Sunday, February 10, 2013

The Unfairness of Taxes

Suppose that you're a state government and the depression of 2009 severely hurts your state's economy. Prices are fluctuating, debts are rising, and unemployment is ticking upwards. What do you do? You lower the unemployment tax for businesses in the hopes that they will hire on more people since it's a little more affordable. But at the same time you borrow money from the federal government to fund unemployment insurance programs for the people who are out of work.
Fast forward 4 years so that it's the year 2013 and your deferred loan from the federal government is due. How do you continue to fund your unemployment programs with a significant amount of people still out of work?
Now, imagine that you're a state senator and you have to grapple this thorny issue. You don't necessarily want to cause people to pay higher taxes, so you brainstorm and come up with the brilliant idea that you'll be able to fund the unemployment programs by increasing the tax on businesses. Instead of making employees take home less of their paycheck, businesses will now have to foot the bill for the unemployment insurance programs. This should work, right?
Well, it works in a sense in that any tax you raise will be paid. But who you want to pay may not necessarily be paying the majority or even any of the tax you impose upon them.

Economists have a term for this and it's called the tax incidence and it describes how taxes are shared among participants in the market. Since we're talking about employers and employees, we're actually talking about a market where employees sell their skills, talents, and labor to businesses in exchange for wages and salaries. If you were to plot the different amount of people who participate in the labor market against the price of labor, you would see an overall trend where business would hire lots and lots of people if labor were very cheap. And on the other side, you would see more and more employees being available to work when the price of labor increases. This makes sense, because after all, if labor were cheap, businesses could create goods while not having to pay as much money for wages, and if labor were expensive, more people would want to to work and get paid more. But there's a happy medium that's called the equilibrium point and the market price which really just means that every worker would be hired on by businesses at the wages they both agree upon.

But getting back the to the taxes, there's also something economists call elasticity which refers to how much the quantity of a good sold changes in relation to a change in its price.
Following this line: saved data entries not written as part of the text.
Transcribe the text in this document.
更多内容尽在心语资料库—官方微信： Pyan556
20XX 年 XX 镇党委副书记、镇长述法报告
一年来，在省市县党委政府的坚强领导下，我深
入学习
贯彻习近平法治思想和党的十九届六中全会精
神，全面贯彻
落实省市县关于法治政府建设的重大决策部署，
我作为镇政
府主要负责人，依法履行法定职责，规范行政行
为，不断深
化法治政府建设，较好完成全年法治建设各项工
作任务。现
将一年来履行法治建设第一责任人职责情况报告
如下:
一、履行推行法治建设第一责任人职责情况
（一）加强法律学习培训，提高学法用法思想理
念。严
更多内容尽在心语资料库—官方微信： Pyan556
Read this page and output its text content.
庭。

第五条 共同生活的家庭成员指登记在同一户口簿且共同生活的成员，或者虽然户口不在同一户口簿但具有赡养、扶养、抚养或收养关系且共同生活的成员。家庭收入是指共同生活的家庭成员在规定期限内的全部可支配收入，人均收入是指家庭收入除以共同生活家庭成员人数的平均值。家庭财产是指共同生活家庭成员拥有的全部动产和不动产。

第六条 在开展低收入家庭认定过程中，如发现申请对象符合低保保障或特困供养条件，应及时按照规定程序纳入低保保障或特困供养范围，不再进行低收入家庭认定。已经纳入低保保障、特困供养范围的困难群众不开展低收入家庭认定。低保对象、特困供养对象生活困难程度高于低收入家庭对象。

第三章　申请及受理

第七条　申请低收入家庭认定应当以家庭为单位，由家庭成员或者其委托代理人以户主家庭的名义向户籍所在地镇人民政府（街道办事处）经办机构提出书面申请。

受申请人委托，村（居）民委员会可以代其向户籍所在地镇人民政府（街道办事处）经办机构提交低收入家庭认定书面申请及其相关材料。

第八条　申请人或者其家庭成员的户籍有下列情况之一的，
Take gasoline and the price of meals at restaurants as examples. More often than not, when gasoline prices increase, we wind up paying more at the pump, usually because there aren't any other fuel options for your car. We'd call gasoline inelastic because the amount you buy isn't going to change much compared to its price. But what about an elastic good? Say a restaurant increases the price of its meals 25% so that they're $5 more expensive, but the result being that their business drops off by 50%. We'd say this is elastic, because more people are deciding to eat at home due to the higher price.
Talking about gas and meals and the amount you may buy when prices change isn't really an unfamiliar idea; it's something you probably encounter every day. But for a labor market, supply of labor and demand for labor still exhibit these same trends of elasticity.

And this idea of elasticity is actually pretty important for determining economic policy, but it also determines who has to bear the brunt of a tax.
On the whole, demand for labor is relatively elastic, and you've probably encountered this by picking up a newspaper and reading about businesses having poor profits and responding by laying off scores of employees. But the supply of employees in the marketplace is relatively inelastic, and if anything, it usually increases because more and more people enter the workforce each year. The difference between the elasticity of demand and supply means that any change in wage price will result in a large change in the amount of employees a business will want to have.
Unfortunately, an unemployment tax has the same effect as increasing wage prices in the labor market, resulting in unemployment due to decreased demand for workers. The demand actually shifts the amount of the levied tax, and will result in lower paid wages to workers.
But how is this important in determining who pays the tax? The tax affects the less elastic participants in the market, in this case the employees. Even though the businesses are paying all of the tax, they're getting most of that money from the decrease in wages and the decrease in employees that they would normally hire.

So even though businesses are the ones being taxed, you still wind up paying most of it.